In fact, we can prove a stronger result and the proof is easier. The result we will prove is that $$x^2+x+1 \text{ divides }x^{3k+2} + x+1$$ for all $k \in \mathbb{N}$. Setting $x=2$ gives the result, you are looking for.
The proof follows immediately from the remainder theorem since $(x^2+x+1) = (x-\omega)(x-\omega^2)$, where $\omega$ is the complex cube-root of unity.
(Remember that $(x-a)$ divides $f(x)$ if and only if $f(x) = 0$)
Plugging in $\omega$ in $x^{3k+2}+x+1$ gives us $\omega^{3k+2} + \omega + 1 = \omega^2 + \omega + 1 = 0$. This gives us that $(x- \omega)$ divides $x^{3k+2}+x+1$.
Similarly, plugging in $\omega^2$ in $x^{3k+2}+x+1$ gives us $\omega^{6k+4} + \omega^2 + 1 = \omega + \omega^2 + 1 = 0$. This gives us that $(x- \omega^2)$ divides $x^{3k+2}+x+1$.
Hence, $(x-\omega)(x-\omega^2) = x^2 + x + 1$ divides $x^{3k+2}+x+1$.
Setting $x=2$ gives us the result you want i.e. $2^2 + 2 + 1 = 7$ divides $2^{3k+2}+2+1 = 2^{3k+2}+3$.
EDIT (Deleted the other answer and merged with this)
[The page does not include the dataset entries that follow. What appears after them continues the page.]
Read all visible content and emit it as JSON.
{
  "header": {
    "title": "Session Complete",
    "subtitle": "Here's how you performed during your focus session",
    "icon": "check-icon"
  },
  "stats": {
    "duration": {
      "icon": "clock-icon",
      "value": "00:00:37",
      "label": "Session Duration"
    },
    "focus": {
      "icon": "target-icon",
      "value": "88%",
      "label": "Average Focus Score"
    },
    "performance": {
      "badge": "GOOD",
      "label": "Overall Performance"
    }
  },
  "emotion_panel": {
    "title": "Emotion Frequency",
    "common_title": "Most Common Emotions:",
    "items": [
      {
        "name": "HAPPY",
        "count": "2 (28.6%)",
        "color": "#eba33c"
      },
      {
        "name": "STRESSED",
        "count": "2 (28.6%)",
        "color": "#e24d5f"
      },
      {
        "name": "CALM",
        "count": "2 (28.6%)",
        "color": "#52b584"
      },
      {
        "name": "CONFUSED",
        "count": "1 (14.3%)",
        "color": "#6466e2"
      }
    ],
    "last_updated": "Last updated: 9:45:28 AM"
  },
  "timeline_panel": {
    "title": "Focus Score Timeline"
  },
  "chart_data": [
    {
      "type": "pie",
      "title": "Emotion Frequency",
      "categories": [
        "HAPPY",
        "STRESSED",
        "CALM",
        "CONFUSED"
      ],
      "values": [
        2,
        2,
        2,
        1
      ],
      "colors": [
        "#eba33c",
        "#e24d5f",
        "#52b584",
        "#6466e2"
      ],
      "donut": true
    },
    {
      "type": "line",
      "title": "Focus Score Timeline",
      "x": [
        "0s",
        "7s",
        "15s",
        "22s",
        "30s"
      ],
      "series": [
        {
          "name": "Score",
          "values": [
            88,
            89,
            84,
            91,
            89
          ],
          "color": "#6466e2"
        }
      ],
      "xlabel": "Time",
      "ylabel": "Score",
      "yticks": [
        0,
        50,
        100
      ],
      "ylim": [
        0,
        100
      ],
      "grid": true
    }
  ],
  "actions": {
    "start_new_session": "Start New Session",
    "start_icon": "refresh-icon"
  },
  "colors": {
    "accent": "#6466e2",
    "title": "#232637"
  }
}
Another way to prove $x^2+x+1 \text{ divides }x^{3k+2} + x+1$ for all $k \in \mathbb{N}$ is by induction. All that is needed for induction is that $$x^{3k+5} + x + 1 = x^3 \left(x^{3k+2} + x + 1\right) - x^4 - x^3 +x + 1\\
= x^3 \left(x^{3k+2} + x + 1\right) - x^3 (x+1) +x + 1\\
= x^3 \left(x^{3k+2} + x + 1\right) - (x^3-1) (x+1)$$
So if $x^2 + x +1$ divides $\left(x^{3k+2} + x + 1\right)$, then it also divides $x^{3k+5} + x + 1$ since $x^2 + x +1$ divides $x^3-1$. Also, the base case $k=0$ is trivially true since $x^2 + x + 1$ divides $x^{3 \times 0 + 2} + x + 1 = x^{2} + x + 1$.
Hence, $x^2 + x + 1$ divides $x^{3k+5} + x + 1$ forall $k \in \mathbb{N}$. Setting $x=2$ as before gives you what you want.